When the polycrystalline germanium film formed by the manufacturing method of the present invention is applied to a strain detection element and a thermoelectric conversion element, typical characteristics are a gauge factor of 80,
The thermal conductivity was 50 W / mK (at room temperature). These characteristic values were almost the same as those of the thick film single crystal germanium, and it was found that the polycrystalline germanium film had excellent characteristics.

From the above, the polycrystalline germanium film formed by the manufacturing method of the present invention, when used as a strain detecting element and a thermoelectric conversion element, is 1/10 to 1 in comparison with the conventional thick film. A film thickness of / 100 can sufficiently function.

[0058]

In the manufacturing method of the present invention, a polycrystalline germanium film obtained by heat-treating an amorphous germanium film formed at a substrate temperature of 315 ° C. or higher and 345 ° C. or lower becomes a single crystal germanium in terms of film quality. This is a very high quality film in which a sharp peak of the crystal plane (111) is observed and the crystal grains are large.

Therefore, according to the manufacturing method of the present invention, by setting the formation temperature of the amorphous germanium film as the starting material in the range of 315 ° C. to 345 ° C., good characteristics can be obtained without increasing the subsequent heat treatment temperature. It is possible to form a polycrystalline germanium film having

This makes it possible to use a material having relatively poor heat resistance such as amorphous silicon as the substrate.

Further, since it is a high quality film, when the polycrystalline germanium film produced by the present production method is applied to a device, it has excellent characteristics comparable to those of the device using the single crystal germanium. Indicates.

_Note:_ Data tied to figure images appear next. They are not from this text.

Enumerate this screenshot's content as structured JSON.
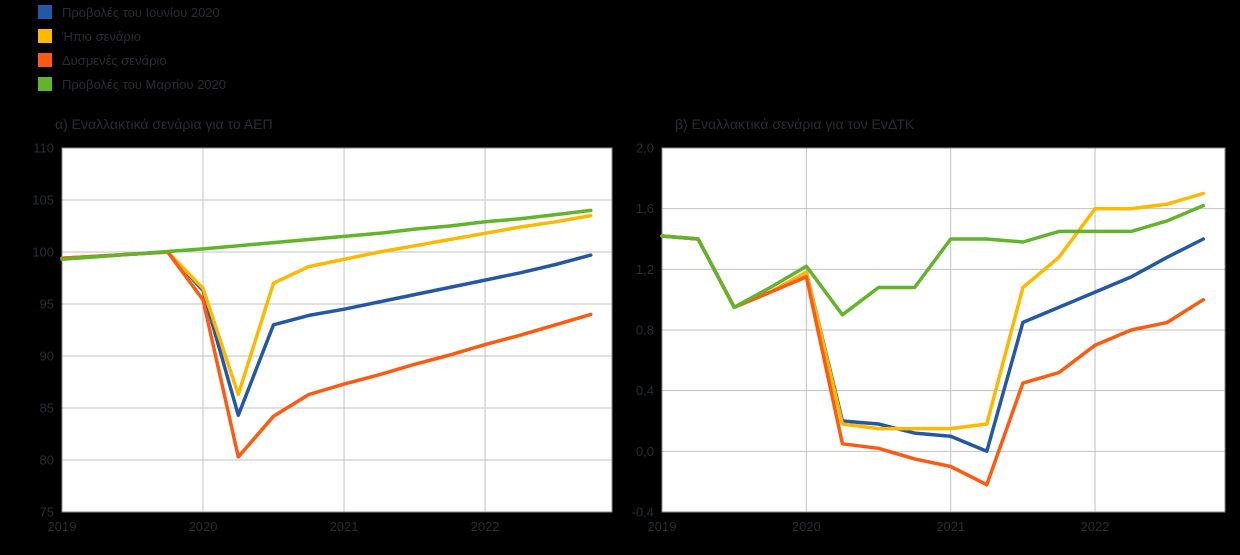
{
  "page": {
    "background": "#000000",
    "text_color": "#262d34"
  },
  "legend": {
    "position": "top-left",
    "items": [
      {
        "key": "june2020",
        "label": "Προβολές του Ιουνίου 2020",
        "color": "#2457a4"
      },
      {
        "key": "mild",
        "label": "Ήπιο σενάριο",
        "color": "#fcb900"
      },
      {
        "key": "severe",
        "label": "Δυσμενές σενάριο",
        "color": "#fd5a12"
      },
      {
        "key": "march2020",
        "label": "Προβολές του Μαρτίου 2020",
        "color": "#64b32c"
      }
    ]
  },
  "chart_data": [
    {
      "type": "line",
      "id": "gdp",
      "title": "α) Εναλλακτικά σενάρια για το ΑΕΠ",
      "xlabel": "",
      "ylabel": "",
      "grid": true,
      "x": [
        2019.0,
        2019.25,
        2019.5,
        2019.75,
        2020.0,
        2020.25,
        2020.5,
        2020.75,
        2021.0,
        2021.25,
        2021.5,
        2021.75,
        2022.0,
        2022.25,
        2022.5,
        2022.75
      ],
      "xlim": [
        2019.0,
        2022.9
      ],
      "ylim": [
        75,
        110
      ],
      "xticks": [
        2019,
        2020,
        2021,
        2022
      ],
      "xtick_labels": [
        "2019",
        "2020",
        "2021",
        "2022"
      ],
      "xgrid": [
        2020,
        2021,
        2022
      ],
      "yticks": [
        110,
        105,
        100,
        95,
        90,
        85,
        80,
        75
      ],
      "ytick_labels": [
        "110",
        "105",
        "100",
        "95",
        "90",
        "85",
        "80",
        "75"
      ],
      "series": [
        {
          "key": "june2020",
          "name": "Προβολές του Ιουνίου 2020",
          "values": [
            99.4,
            99.6,
            99.8,
            100.0,
            96.3,
            84.3,
            93.0,
            93.9,
            94.5,
            95.2,
            95.9,
            96.6,
            97.3,
            98.0,
            98.8,
            99.7
          ]
        },
        {
          "key": "mild",
          "name": "Ήπιο σενάριο",
          "values": [
            99.4,
            99.6,
            99.8,
            100.0,
            96.5,
            86.3,
            97.0,
            98.6,
            99.3,
            100.0,
            100.6,
            101.2,
            101.8,
            102.4,
            102.9,
            103.5
          ]
        },
        {
          "key": "severe",
          "name": "Δυσμενές σενάριο",
          "values": [
            99.4,
            99.6,
            99.8,
            100.0,
            95.4,
            80.3,
            84.2,
            86.3,
            87.3,
            88.2,
            89.2,
            90.1,
            91.1,
            92.0,
            93.0,
            94.0
          ]
        },
        {
          "key": "march2020",
          "name": "Προβολές του Μαρτίου 2020",
          "values": [
            99.3,
            99.55,
            99.8,
            100.05,
            100.3,
            100.6,
            100.9,
            101.2,
            101.5,
            101.8,
            102.2,
            102.5,
            102.9,
            103.2,
            103.6,
            104.0
          ]
        }
      ]
    },
    {
      "type": "line",
      "id": "hicp",
      "title": "β) Εναλλακτικά σενάρια για τον ΕνΔΤΚ",
      "xlabel": "",
      "ylabel": "",
      "grid": true,
      "x": [
        2019.0,
        2019.25,
        2019.5,
        2019.75,
        2020.0,
        2020.25,
        2020.5,
        2020.75,
        2021.0,
        2021.25,
        2021.5,
        2021.75,
        2022.0,
        2022.25,
        2022.5,
        2022.75
      ],
      "xlim": [
        2019.0,
        2022.9
      ],
      "ylim": [
        -0.4,
        2.0
      ],
      "xticks": [
        2019,
        2020,
        2021,
        2022
      ],
      "xtick_labels": [
        "2019",
        "2020",
        "2021",
        "2022"
      ],
      "xgrid": [
        2020,
        2021,
        2022
      ],
      "yticks": [
        2.0,
        1.6,
        1.2,
        0.8,
        0.4,
        0.0,
        -0.4
      ],
      "ytick_labels": [
        "2,0",
        "1,6",
        "1,2",
        "0,8",
        "0,4",
        "0,0",
        "-0,4"
      ],
      "series": [
        {
          "key": "june2020",
          "name": "Προβολές του Ιουνίου 2020",
          "values": [
            1.42,
            1.4,
            0.95,
            1.05,
            1.18,
            0.2,
            0.18,
            0.12,
            0.1,
            0.0,
            0.85,
            0.95,
            1.05,
            1.15,
            1.28,
            1.4
          ]
        },
        {
          "key": "mild",
          "name": "Ήπιο σενάριο",
          "values": [
            1.42,
            1.4,
            0.95,
            1.05,
            1.18,
            0.18,
            0.15,
            0.15,
            0.15,
            0.18,
            1.08,
            1.28,
            1.6,
            1.6,
            1.63,
            1.7
          ]
        },
        {
          "key": "severe",
          "name": "Δυσμενές σενάριο",
          "values": [
            1.42,
            1.4,
            0.95,
            1.05,
            1.15,
            0.05,
            0.02,
            -0.05,
            -0.1,
            -0.22,
            0.45,
            0.52,
            0.7,
            0.8,
            0.85,
            1.0
          ]
        },
        {
          "key": "march2020",
          "name": "Προβολές του Μαρτίου 2020",
          "values": [
            1.42,
            1.4,
            0.95,
            1.08,
            1.22,
            0.9,
            1.08,
            1.08,
            1.4,
            1.4,
            1.38,
            1.45,
            1.45,
            1.45,
            1.52,
            1.62
          ]
        }
      ]
    }
  ]
}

According to the photoelectric conversion device of the present invention, since it has excellent photosensitivity up to a long wavelength region, a high total conversion efficiency can be obtained.

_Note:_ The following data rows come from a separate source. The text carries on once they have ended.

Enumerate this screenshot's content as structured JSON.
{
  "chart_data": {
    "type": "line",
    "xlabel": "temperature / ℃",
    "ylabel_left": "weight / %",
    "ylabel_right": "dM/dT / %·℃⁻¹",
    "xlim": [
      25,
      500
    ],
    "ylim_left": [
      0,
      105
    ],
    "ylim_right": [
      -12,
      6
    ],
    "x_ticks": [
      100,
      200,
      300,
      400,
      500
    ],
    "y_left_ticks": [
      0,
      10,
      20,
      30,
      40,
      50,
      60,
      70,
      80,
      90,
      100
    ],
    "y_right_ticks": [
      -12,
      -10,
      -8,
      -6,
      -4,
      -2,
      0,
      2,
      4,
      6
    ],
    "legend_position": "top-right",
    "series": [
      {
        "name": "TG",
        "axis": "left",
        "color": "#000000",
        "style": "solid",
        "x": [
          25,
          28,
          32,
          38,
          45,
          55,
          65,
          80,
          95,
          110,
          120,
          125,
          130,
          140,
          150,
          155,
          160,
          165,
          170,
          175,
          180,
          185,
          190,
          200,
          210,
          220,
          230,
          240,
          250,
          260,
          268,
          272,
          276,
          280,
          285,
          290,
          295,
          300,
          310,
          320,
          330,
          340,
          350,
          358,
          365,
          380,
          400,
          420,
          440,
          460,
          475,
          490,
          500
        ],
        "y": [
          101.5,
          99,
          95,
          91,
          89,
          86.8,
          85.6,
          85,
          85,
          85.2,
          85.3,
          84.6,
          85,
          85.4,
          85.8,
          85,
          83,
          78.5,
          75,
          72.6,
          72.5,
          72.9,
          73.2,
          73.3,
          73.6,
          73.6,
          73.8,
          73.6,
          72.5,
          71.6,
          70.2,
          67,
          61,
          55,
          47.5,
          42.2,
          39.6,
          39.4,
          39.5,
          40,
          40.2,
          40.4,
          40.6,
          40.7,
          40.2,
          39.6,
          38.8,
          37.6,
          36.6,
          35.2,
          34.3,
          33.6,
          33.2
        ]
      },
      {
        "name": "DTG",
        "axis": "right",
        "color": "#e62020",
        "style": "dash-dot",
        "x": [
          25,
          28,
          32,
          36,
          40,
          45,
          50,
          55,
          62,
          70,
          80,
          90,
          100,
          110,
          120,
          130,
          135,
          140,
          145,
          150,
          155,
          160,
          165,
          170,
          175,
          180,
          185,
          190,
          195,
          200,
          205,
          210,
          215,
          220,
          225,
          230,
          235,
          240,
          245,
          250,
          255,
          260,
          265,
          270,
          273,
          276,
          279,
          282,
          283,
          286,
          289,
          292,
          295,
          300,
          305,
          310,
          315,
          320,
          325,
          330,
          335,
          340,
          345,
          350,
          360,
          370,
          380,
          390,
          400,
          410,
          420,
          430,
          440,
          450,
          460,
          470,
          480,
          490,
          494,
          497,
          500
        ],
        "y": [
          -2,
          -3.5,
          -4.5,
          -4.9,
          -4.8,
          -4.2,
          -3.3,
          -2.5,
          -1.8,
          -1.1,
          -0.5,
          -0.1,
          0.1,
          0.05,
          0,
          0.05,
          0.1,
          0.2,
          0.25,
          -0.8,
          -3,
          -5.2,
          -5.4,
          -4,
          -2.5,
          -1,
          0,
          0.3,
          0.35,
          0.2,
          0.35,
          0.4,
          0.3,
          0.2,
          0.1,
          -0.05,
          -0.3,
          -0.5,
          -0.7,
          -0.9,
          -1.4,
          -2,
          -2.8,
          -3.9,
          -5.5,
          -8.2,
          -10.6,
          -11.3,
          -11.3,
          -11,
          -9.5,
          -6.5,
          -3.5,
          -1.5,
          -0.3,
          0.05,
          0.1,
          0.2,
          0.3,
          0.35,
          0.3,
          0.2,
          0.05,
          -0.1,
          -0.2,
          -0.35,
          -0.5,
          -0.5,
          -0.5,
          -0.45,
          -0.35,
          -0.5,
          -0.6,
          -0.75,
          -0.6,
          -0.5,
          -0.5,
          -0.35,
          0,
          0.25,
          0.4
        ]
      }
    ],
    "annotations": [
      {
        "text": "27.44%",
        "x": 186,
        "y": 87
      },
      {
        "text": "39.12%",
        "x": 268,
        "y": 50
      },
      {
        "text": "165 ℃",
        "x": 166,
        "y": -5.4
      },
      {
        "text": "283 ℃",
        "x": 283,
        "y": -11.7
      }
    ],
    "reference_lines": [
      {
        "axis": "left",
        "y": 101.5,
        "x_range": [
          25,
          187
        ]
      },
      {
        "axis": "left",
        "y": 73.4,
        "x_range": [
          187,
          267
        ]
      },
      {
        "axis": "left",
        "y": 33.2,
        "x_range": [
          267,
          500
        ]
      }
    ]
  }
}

[Brief description of drawings]

FIG. 1 is a sectional view of an element structure for each step for explaining the manufacturing method of the present invention.

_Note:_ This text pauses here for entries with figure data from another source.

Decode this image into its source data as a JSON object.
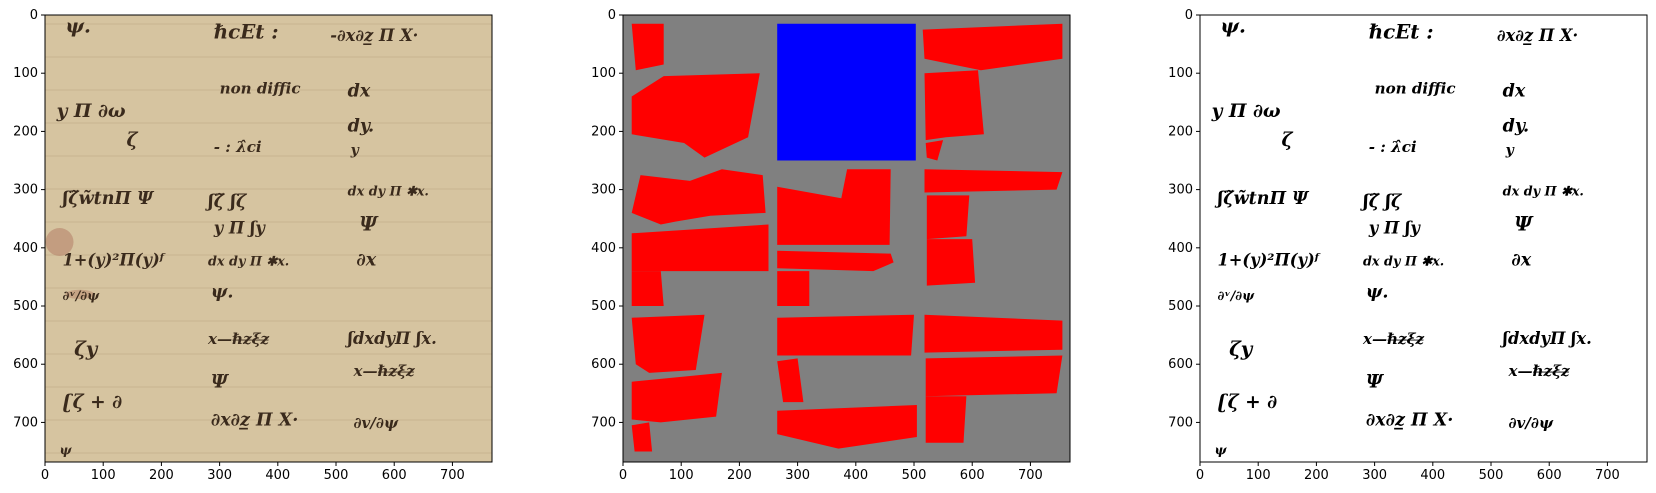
{
  "background": "#ffffff",
  "axis_color": "#000000",
  "x_ticks": [
    "0",
    "100",
    "200",
    "300",
    "400",
    "500",
    "600",
    "700"
  ],
  "y_ticks": [
    "0",
    "100",
    "200",
    "300",
    "400",
    "500",
    "600",
    "700"
  ],
  "x_tick_values": [
    0,
    100,
    200,
    300,
    400,
    500,
    600,
    700
  ],
  "y_tick_values": [
    0,
    100,
    200,
    300,
    400,
    500,
    600,
    700
  ],
  "image_extent": [
    768,
    768
  ],
  "panels": [
    {
      "id": "manuscript",
      "kind": "photo",
      "paper_color": "#d6c4a0",
      "ink_color": "#3a2a1c",
      "stain_color": "#b5846a",
      "texts": [
        {
          "t": "ψ.",
          "x": 35,
          "y": 30,
          "s": 34
        },
        {
          "t": "ℏcEt :",
          "x": 290,
          "y": 40,
          "s": 34
        },
        {
          "t": "-∂x∂z̲ Π X·",
          "x": 490,
          "y": 45,
          "s": 28
        },
        {
          "t": "non diffic",
          "x": 300,
          "y": 135,
          "s": 26
        },
        {
          "t": "dx",
          "x": 520,
          "y": 140,
          "s": 30
        },
        {
          "t": "y Π ∂ω",
          "x": 20,
          "y": 175,
          "s": 32
        },
        {
          "t": "dy.",
          "x": 520,
          "y": 200,
          "s": 30
        },
        {
          "t": "ζ",
          "x": 140,
          "y": 225,
          "s": 32
        },
        {
          "t": "- : λ̂ci",
          "x": 290,
          "y": 235,
          "s": 26
        },
        {
          "t": "y",
          "x": 525,
          "y": 240,
          "s": 24
        },
        {
          "t": "ʃζ̃w̃tnΠ Ψ",
          "x": 30,
          "y": 325,
          "s": 30
        },
        {
          "t": "dx dy Π ✱x.",
          "x": 520,
          "y": 310,
          "s": 22
        },
        {
          "t": "ʃζ̃  ʃζ",
          "x": 280,
          "y": 330,
          "s": 30
        },
        {
          "t": "y Π  ʃy",
          "x": 290,
          "y": 375,
          "s": 28
        },
        {
          "t": "Ψ",
          "x": 540,
          "y": 370,
          "s": 34
        },
        {
          "t": "1+(y)²Π(y)ᶠ",
          "x": 30,
          "y": 430,
          "s": 28
        },
        {
          "t": "dx dy Π ✱x.",
          "x": 280,
          "y": 430,
          "s": 22
        },
        {
          "t": "∂x",
          "x": 535,
          "y": 430,
          "s": 30
        },
        {
          "t": "∂ᵛ/∂ψ",
          "x": 30,
          "y": 490,
          "s": 22
        },
        {
          "t": "ψ.",
          "x": 285,
          "y": 485,
          "s": 30
        },
        {
          "t": "x—ℏ̶z̶ξ̶z̶",
          "x": 280,
          "y": 565,
          "s": 26
        },
        {
          "t": "ʃdxdyΠ ʃx.",
          "x": 520,
          "y": 565,
          "s": 28
        },
        {
          "t": "ζy",
          "x": 50,
          "y": 585,
          "s": 34
        },
        {
          "t": "Ψ",
          "x": 285,
          "y": 640,
          "s": 32
        },
        {
          "t": "x—ℏ̶z̶ξ̶z̶",
          "x": 530,
          "y": 620,
          "s": 26
        },
        {
          "t": "ʗζ + ∂",
          "x": 30,
          "y": 675,
          "s": 32
        },
        {
          "t": "∂x∂z̲ Π X·",
          "x": 285,
          "y": 705,
          "s": 30
        },
        {
          "t": "∂v/∂ψ",
          "x": 530,
          "y": 710,
          "s": 26
        },
        {
          "t": "ψ",
          "x": 25,
          "y": 755,
          "s": 22
        }
      ]
    },
    {
      "id": "mask",
      "kind": "segmentation",
      "background_color": "#808080",
      "fill_colors": [
        "#ff0000",
        "#0000ff"
      ],
      "polygons": [
        {
          "c": 0,
          "pts": [
            [
              15,
              15
            ],
            [
              70,
              15
            ],
            [
              70,
              85
            ],
            [
              22,
              95
            ]
          ]
        },
        {
          "c": 0,
          "pts": [
            [
              15,
              140
            ],
            [
              70,
              105
            ],
            [
              235,
              100
            ],
            [
              215,
              210
            ],
            [
              140,
              245
            ],
            [
              105,
              220
            ],
            [
              15,
              205
            ]
          ]
        },
        {
          "c": 1,
          "pts": [
            [
              265,
              15
            ],
            [
              503,
              15
            ],
            [
              503,
              250
            ],
            [
              265,
              250
            ]
          ]
        },
        {
          "c": 0,
          "pts": [
            [
              515,
              25
            ],
            [
              755,
              15
            ],
            [
              755,
              75
            ],
            [
              615,
              95
            ],
            [
              518,
              75
            ]
          ]
        },
        {
          "c": 0,
          "pts": [
            [
              518,
              100
            ],
            [
              610,
              95
            ],
            [
              620,
              205
            ],
            [
              555,
              210
            ],
            [
              520,
              215
            ]
          ]
        },
        {
          "c": 0,
          "pts": [
            [
              520,
              220
            ],
            [
              550,
              215
            ],
            [
              540,
              250
            ],
            [
              522,
              245
            ]
          ]
        },
        {
          "c": 0,
          "pts": [
            [
              30,
              275
            ],
            [
              115,
              285
            ],
            [
              170,
              265
            ],
            [
              240,
              275
            ],
            [
              245,
              340
            ],
            [
              150,
              345
            ],
            [
              90,
              355
            ],
            [
              65,
              360
            ],
            [
              15,
              340
            ]
          ]
        },
        {
          "c": 0,
          "pts": [
            [
              265,
              295
            ],
            [
              375,
              315
            ],
            [
              385,
              265
            ],
            [
              460,
              265
            ],
            [
              458,
              395
            ],
            [
              410,
              395
            ],
            [
              265,
              395
            ]
          ]
        },
        {
          "c": 0,
          "pts": [
            [
              518,
              265
            ],
            [
              755,
              270
            ],
            [
              745,
              300
            ],
            [
              518,
              305
            ]
          ]
        },
        {
          "c": 0,
          "pts": [
            [
              522,
              310
            ],
            [
              595,
              310
            ],
            [
              590,
              380
            ],
            [
              522,
              385
            ]
          ]
        },
        {
          "c": 0,
          "pts": [
            [
              15,
              375
            ],
            [
              250,
              360
            ],
            [
              250,
              440
            ],
            [
              15,
              440
            ]
          ]
        },
        {
          "c": 0,
          "pts": [
            [
              265,
              405
            ],
            [
              460,
              410
            ],
            [
              465,
              425
            ],
            [
              430,
              440
            ],
            [
              265,
              435
            ]
          ]
        },
        {
          "c": 0,
          "pts": [
            [
              522,
              385
            ],
            [
              600,
              385
            ],
            [
              605,
              460
            ],
            [
              522,
              465
            ]
          ]
        },
        {
          "c": 0,
          "pts": [
            [
              15,
              440
            ],
            [
              65,
              440
            ],
            [
              70,
              500
            ],
            [
              15,
              500
            ]
          ]
        },
        {
          "c": 0,
          "pts": [
            [
              265,
              440
            ],
            [
              320,
              440
            ],
            [
              320,
              500
            ],
            [
              265,
              500
            ]
          ]
        },
        {
          "c": 0,
          "pts": [
            [
              15,
              520
            ],
            [
              140,
              515
            ],
            [
              125,
              610
            ],
            [
              45,
              615
            ],
            [
              22,
              600
            ]
          ]
        },
        {
          "c": 0,
          "pts": [
            [
              265,
              520
            ],
            [
              500,
              515
            ],
            [
              495,
              585
            ],
            [
              265,
              585
            ]
          ]
        },
        {
          "c": 0,
          "pts": [
            [
              518,
              515
            ],
            [
              755,
              525
            ],
            [
              755,
              575
            ],
            [
              518,
              580
            ]
          ]
        },
        {
          "c": 0,
          "pts": [
            [
              15,
              630
            ],
            [
              170,
              615
            ],
            [
              160,
              690
            ],
            [
              65,
              700
            ],
            [
              15,
              695
            ]
          ]
        },
        {
          "c": 0,
          "pts": [
            [
              265,
              595
            ],
            [
              300,
              590
            ],
            [
              310,
              665
            ],
            [
              275,
              665
            ]
          ]
        },
        {
          "c": 0,
          "pts": [
            [
              520,
              590
            ],
            [
              755,
              585
            ],
            [
              745,
              650
            ],
            [
              520,
              655
            ]
          ]
        },
        {
          "c": 0,
          "pts": [
            [
              265,
              680
            ],
            [
              505,
              670
            ],
            [
              505,
              725
            ],
            [
              370,
              745
            ],
            [
              265,
              720
            ]
          ]
        },
        {
          "c": 0,
          "pts": [
            [
              520,
              655
            ],
            [
              590,
              655
            ],
            [
              585,
              735
            ],
            [
              520,
              735
            ]
          ]
        },
        {
          "c": 0,
          "pts": [
            [
              15,
              705
            ],
            [
              45,
              700
            ],
            [
              50,
              750
            ],
            [
              20,
              750
            ]
          ]
        }
      ]
    },
    {
      "id": "binarized",
      "kind": "binary",
      "paper_color": "#ffffff",
      "ink_color": "#000000",
      "texts": [
        {
          "t": "ψ.",
          "x": 35,
          "y": 30,
          "s": 34
        },
        {
          "t": "ℏcEt :",
          "x": 290,
          "y": 40,
          "s": 34
        },
        {
          "t": "∂x∂z̲ Π X·",
          "x": 510,
          "y": 45,
          "s": 28
        },
        {
          "t": "non diffic",
          "x": 300,
          "y": 135,
          "s": 26
        },
        {
          "t": "dx",
          "x": 520,
          "y": 140,
          "s": 30
        },
        {
          "t": "y Π ∂ω",
          "x": 20,
          "y": 175,
          "s": 32
        },
        {
          "t": "dy.",
          "x": 520,
          "y": 200,
          "s": 30
        },
        {
          "t": "ζ",
          "x": 140,
          "y": 225,
          "s": 32
        },
        {
          "t": "- : λ̂ci",
          "x": 290,
          "y": 235,
          "s": 26
        },
        {
          "t": "y",
          "x": 525,
          "y": 240,
          "s": 24
        },
        {
          "t": "ʃζ̃w̃tnΠ Ψ",
          "x": 30,
          "y": 325,
          "s": 30
        },
        {
          "t": "dx dy Π ✱x.",
          "x": 520,
          "y": 310,
          "s": 22
        },
        {
          "t": "ʃζ̃  ʃζ",
          "x": 280,
          "y": 330,
          "s": 30
        },
        {
          "t": "y Π  ʃy",
          "x": 290,
          "y": 375,
          "s": 28
        },
        {
          "t": "Ψ",
          "x": 540,
          "y": 370,
          "s": 34
        },
        {
          "t": "1+(y)²Π(y)ᶠ",
          "x": 30,
          "y": 430,
          "s": 28
        },
        {
          "t": "dx dy Π ✱x.",
          "x": 280,
          "y": 430,
          "s": 22
        },
        {
          "t": "∂x",
          "x": 535,
          "y": 430,
          "s": 30
        },
        {
          "t": "∂ᵛ/∂ψ",
          "x": 30,
          "y": 490,
          "s": 22
        },
        {
          "t": "ψ.",
          "x": 285,
          "y": 485,
          "s": 30
        },
        {
          "t": "x—ℏ̶z̶ξ̶z̶",
          "x": 280,
          "y": 565,
          "s": 26
        },
        {
          "t": "ʃdxdyΠ ʃx.",
          "x": 520,
          "y": 565,
          "s": 28
        },
        {
          "t": "ζy",
          "x": 50,
          "y": 585,
          "s": 34
        },
        {
          "t": "Ψ",
          "x": 285,
          "y": 640,
          "s": 32
        },
        {
          "t": "x—ℏ̶z̶ξ̶z̶",
          "x": 530,
          "y": 620,
          "s": 26
        },
        {
          "t": "ʗζ + ∂",
          "x": 30,
          "y": 675,
          "s": 32
        },
        {
          "t": "∂x∂z̲ Π X·",
          "x": 285,
          "y": 705,
          "s": 30
        },
        {
          "t": "∂v/∂ψ",
          "x": 530,
          "y": 710,
          "s": 26
        },
        {
          "t": "ψ",
          "x": 25,
          "y": 755,
          "s": 22
        }
      ]
    }
  ]
}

FIG. 2 is a characteristic diagram illustrating a relationship between a heat treatment temperature when forming a polycrystalline germanium film and a forming temperature of an amorphous germanium film that is a starting material.

FIG. 3 is a light absorption characteristic diagram after heat treatment of an amorphous germanium film formed at various forming temperatures.

FIG. 4 is an X-ray diffraction peak characteristic diagram after heat treatment of an amorphous germanium film formed at various forming temperatures.

FIG. 5 is a characteristic diagram for explaining the relationship between the heat treatment temperature for polycrystallization and the time required for it.

FIG. 6 is a cross-sectional view of an element structure for explaining the photoelectric conversion device of the present invention.

FIG. 7 is a spectral sensitivity characteristic diagram of the photoelectric conversion device.

[Explanation of symbols]

(1) ... Support substrate (2) ... Amorphous germanium film (3) ... Polycrystalline germanium film

Claims (3)

[Claims] 1. A step of forming an amorphous germanium film on a supporting substrate at a substrate temperature within a range of 315 ° C. or higher and 345 ° C. or lower, and a step of polycrystallizing the amorphous germanium film by heat treatment. And a method for producing a polycrystalline germanium film. 2. The method for producing a polycrystalline germanium film according to claim 1, wherein the substrate temperature is 320 ° C. or higher and 340 ° C. or lower. 3. A substrate temperature of 315 ° C. or higher on a supporting substrate 3
A photoelectric conversion device comprising a photoactive layer, at least a part of which is used for a polycrystalline germanium film formed by heat-treating an amorphous germanium film formed within a range of 45 ° C. or lower.